By the end of the week, I realize that I cannot shake off a cough I developed following a recent upper respiratory viral infection. It is relentless. I’ve never had a cough like this before. And I’ve lost four kilograms in weight. Friends and family look concerned as I hack away whilst Skyping. I start counting the days of the cough’s duration. Day 11, day 12, day 13 . . . On day 14, pretending to laugh it off, I tell my colleague Maartje about my worst fears and we agree I’ll get a chest x-ray and test my sputum. That night I wake myself up coughing at 3:00 AM and then lie in bed paralyzed with neurosis. In the morning I tell fellow doctor Ramona to get ready to give me kanamycin injections in my arse for the next eight months. In the car on the way to my chest x-ray I ask my colleague, who also has symptoms, if it would be appropriate to blog about our predicaments. We crack up laughing that my blog page will have to be transferred from the "MSF field blogs" site to the patients’ diary site "TB and Me."
I ponder whether I’ll regret having come to work in Karakalpakstan if I do test positive. And I resolve the answer is no. Our cause is a worthy one and I stand shoulder-to-shoulder with my patients. But maybe this resolve will fail two months into treatment, when I am crippled by relentless tinnitus and renal failure from my kanamycin, psychosis and seizures from my cycloserine, and fulminant hepatic failure from my pyrazinamide. That evening Andrey, our head of laboratory (and also my housemate, so he clearly has a vested interest in the result) sends me a text with lots of smiley faces saying that my sputum is negative for TB. I celebrate with an early night, catching up on anxiety-lost sleep.

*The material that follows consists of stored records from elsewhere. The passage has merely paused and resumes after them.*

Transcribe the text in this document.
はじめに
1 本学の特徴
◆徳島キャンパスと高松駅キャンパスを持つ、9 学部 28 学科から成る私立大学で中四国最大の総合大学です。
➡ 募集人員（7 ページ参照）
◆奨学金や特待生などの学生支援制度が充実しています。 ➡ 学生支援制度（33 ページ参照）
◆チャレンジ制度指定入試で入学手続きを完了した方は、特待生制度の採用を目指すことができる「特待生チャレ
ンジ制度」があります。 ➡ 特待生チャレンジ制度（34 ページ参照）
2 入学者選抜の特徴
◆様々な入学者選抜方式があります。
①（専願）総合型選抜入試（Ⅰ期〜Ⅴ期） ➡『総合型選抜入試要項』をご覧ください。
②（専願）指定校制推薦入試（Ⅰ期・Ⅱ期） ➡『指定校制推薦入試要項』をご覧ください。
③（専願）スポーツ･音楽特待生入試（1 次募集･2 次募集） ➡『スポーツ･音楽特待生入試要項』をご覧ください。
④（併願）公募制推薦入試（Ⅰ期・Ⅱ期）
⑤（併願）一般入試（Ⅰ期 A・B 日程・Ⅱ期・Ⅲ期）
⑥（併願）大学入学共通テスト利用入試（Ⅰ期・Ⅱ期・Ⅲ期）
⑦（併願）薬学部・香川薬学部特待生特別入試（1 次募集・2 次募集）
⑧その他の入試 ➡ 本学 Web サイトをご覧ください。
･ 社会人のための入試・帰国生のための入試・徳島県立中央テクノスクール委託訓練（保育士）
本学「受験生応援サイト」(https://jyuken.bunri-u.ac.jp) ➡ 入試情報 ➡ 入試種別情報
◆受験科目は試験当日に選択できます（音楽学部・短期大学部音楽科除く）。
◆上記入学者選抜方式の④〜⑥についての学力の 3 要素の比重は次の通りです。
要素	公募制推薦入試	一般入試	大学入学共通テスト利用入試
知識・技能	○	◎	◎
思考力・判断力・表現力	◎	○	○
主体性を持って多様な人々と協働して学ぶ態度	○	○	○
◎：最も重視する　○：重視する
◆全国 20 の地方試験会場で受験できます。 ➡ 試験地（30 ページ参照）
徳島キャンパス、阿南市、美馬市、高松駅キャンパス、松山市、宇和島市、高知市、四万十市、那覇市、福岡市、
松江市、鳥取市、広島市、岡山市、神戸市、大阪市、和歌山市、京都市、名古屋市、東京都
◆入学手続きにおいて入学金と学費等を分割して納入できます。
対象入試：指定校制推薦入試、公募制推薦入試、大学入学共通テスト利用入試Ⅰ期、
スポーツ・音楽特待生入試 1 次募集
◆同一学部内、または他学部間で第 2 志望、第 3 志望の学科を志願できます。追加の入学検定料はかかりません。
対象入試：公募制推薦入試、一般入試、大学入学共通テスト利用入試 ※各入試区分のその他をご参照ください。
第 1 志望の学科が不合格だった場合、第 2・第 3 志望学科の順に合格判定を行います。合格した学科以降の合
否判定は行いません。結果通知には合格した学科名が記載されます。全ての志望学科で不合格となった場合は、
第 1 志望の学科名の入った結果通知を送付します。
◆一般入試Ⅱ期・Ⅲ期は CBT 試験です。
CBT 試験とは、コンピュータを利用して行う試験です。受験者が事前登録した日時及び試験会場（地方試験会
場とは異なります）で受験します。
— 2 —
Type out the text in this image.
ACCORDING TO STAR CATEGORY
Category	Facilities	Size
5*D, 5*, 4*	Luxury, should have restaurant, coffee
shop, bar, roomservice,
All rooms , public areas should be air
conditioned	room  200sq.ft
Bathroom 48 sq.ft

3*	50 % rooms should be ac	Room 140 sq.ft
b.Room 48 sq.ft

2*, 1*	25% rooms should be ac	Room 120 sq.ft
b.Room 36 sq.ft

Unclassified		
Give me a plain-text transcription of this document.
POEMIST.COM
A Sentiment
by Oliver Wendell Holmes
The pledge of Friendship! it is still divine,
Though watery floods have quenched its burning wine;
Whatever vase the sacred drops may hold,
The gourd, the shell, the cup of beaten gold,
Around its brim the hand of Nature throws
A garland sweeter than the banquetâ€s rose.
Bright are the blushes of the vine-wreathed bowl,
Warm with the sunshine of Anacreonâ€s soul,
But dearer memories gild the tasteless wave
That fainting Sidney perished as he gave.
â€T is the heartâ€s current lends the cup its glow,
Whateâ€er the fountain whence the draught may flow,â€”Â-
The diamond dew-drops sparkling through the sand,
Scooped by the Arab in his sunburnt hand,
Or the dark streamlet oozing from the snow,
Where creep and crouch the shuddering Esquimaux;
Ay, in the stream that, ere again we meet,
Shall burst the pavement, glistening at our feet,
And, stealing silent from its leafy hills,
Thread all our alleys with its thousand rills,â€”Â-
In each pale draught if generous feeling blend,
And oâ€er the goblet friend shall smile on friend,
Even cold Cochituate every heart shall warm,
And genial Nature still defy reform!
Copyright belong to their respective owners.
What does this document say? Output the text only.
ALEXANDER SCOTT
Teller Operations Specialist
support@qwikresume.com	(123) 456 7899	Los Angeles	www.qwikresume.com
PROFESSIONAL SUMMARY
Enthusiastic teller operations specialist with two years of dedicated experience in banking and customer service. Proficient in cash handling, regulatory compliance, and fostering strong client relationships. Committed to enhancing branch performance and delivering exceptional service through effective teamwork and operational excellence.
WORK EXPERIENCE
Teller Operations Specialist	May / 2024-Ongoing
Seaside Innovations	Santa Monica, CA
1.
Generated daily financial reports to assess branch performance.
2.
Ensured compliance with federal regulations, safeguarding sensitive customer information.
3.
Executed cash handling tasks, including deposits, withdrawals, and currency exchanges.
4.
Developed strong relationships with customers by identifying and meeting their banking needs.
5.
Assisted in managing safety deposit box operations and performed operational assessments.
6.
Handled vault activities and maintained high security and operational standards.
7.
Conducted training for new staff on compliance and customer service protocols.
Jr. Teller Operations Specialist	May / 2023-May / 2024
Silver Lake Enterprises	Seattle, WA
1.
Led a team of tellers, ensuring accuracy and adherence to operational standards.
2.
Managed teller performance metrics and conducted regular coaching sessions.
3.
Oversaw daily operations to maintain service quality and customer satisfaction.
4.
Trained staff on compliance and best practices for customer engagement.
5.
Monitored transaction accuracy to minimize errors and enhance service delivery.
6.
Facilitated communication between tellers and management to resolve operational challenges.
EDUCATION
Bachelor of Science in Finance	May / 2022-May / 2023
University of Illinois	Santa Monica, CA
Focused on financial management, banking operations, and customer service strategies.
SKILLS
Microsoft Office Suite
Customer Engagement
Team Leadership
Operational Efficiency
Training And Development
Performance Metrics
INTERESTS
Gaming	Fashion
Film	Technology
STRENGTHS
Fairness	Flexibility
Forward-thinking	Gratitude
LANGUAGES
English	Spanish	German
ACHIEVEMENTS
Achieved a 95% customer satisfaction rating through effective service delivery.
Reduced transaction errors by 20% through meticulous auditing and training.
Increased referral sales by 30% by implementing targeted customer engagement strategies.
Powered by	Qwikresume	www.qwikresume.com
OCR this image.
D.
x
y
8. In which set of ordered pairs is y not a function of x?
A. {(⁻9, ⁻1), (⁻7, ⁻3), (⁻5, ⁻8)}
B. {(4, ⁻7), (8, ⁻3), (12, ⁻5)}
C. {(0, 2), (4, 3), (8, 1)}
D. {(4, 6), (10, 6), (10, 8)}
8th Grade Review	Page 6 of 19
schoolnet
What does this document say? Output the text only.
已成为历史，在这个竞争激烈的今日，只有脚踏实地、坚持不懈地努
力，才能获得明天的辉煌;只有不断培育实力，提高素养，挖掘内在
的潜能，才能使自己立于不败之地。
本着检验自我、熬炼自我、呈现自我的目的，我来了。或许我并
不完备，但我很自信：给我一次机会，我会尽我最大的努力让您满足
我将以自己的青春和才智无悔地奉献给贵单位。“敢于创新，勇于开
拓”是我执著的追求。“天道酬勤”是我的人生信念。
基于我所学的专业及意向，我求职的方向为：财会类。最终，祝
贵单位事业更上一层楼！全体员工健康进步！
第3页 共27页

I Skype with a friend at home who tells me about a great drunken night out he had with a girl who works in advertising, who could get away with expensing cocktails on her work credit card. Surely that’s the greatest job in the world, he asks rhetorically. I contemplate my week and decide it's not. For me, free drinks can’t quite compete with Gulzabira’s treatment card, evacuating that IPD, and meeting Mr. President.
So, I haven’t (yet) caught MDR-TB. But I have caught an all-consuming infatuation for this noble, honorable, fearless, effective, beloved organization to which I now belong. I have the MSF virus. I have MSF. As far as I’m concerned, I have the best job in the world.
And I can mix my own cocktails, thank you.